Bill Would Allow Religious Adoption Agencies to Use Doctrine to Reject Parents
Oklahoma is being accused of being part of a new trend to erode LGBT adoption rights. The Oklahoma state senate will soon be voting on Senate Bill 1140. This new bill will allow private adoption agencies to use their personal moral and religious convictions to decide if a potential adopter is acceptable. The bill would also shield these organizations from lawsuits claiming discrimination.
LGBT organizations argue this would allow discrimination against themselves, single, or unwed individuals that want to adopt children. An additional argument could be made based on need. There are 9,000 children that need homes in Oklahoma. An LGBT couple is four times more likely to raise an adoptive child and six times more likely to become a foster couple. Therefore, this bill could mean that some children will have a tougher time finding homes.

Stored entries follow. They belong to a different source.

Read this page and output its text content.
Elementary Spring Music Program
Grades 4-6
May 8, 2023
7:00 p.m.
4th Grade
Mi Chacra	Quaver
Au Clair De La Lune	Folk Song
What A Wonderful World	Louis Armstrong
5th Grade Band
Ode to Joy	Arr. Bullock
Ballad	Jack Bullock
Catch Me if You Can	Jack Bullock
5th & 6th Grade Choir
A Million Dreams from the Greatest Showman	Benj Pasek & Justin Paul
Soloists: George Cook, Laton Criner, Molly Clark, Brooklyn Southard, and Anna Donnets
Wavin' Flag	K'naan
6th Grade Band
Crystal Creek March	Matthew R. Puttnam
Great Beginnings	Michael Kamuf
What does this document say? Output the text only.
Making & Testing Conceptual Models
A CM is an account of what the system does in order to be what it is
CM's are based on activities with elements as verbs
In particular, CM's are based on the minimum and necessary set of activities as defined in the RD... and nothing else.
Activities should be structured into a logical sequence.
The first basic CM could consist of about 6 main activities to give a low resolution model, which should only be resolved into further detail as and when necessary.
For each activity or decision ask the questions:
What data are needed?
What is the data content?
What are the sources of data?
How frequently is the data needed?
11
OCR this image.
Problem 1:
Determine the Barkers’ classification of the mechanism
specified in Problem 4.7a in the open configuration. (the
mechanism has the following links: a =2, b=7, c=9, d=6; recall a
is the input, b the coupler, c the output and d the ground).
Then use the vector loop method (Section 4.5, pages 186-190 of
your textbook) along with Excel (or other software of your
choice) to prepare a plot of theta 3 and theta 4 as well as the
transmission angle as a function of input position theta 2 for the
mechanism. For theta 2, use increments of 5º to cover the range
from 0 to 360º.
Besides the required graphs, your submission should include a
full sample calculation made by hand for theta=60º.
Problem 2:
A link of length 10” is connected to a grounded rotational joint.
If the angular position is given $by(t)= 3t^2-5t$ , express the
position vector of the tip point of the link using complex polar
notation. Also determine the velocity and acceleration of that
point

At least seven other states have passed similar measures. Proponents of the bill argue this is about the government not forcing religious organizations to violate their deeply held beliefs in order for them to operate.
LGBT organizations have begun to start a statewide publicity campaign to raise enough awareness to defeat the measure. It is unclear what the likelihood of the bill becoming a law is at this point. There is no scientific evidence that a child adopted by a homosexual couple is prone to any particular harmful effects as a result of their parent’s sexuality.
Meanwhile, same-sex adoption has just become legal in Australia on Thursday.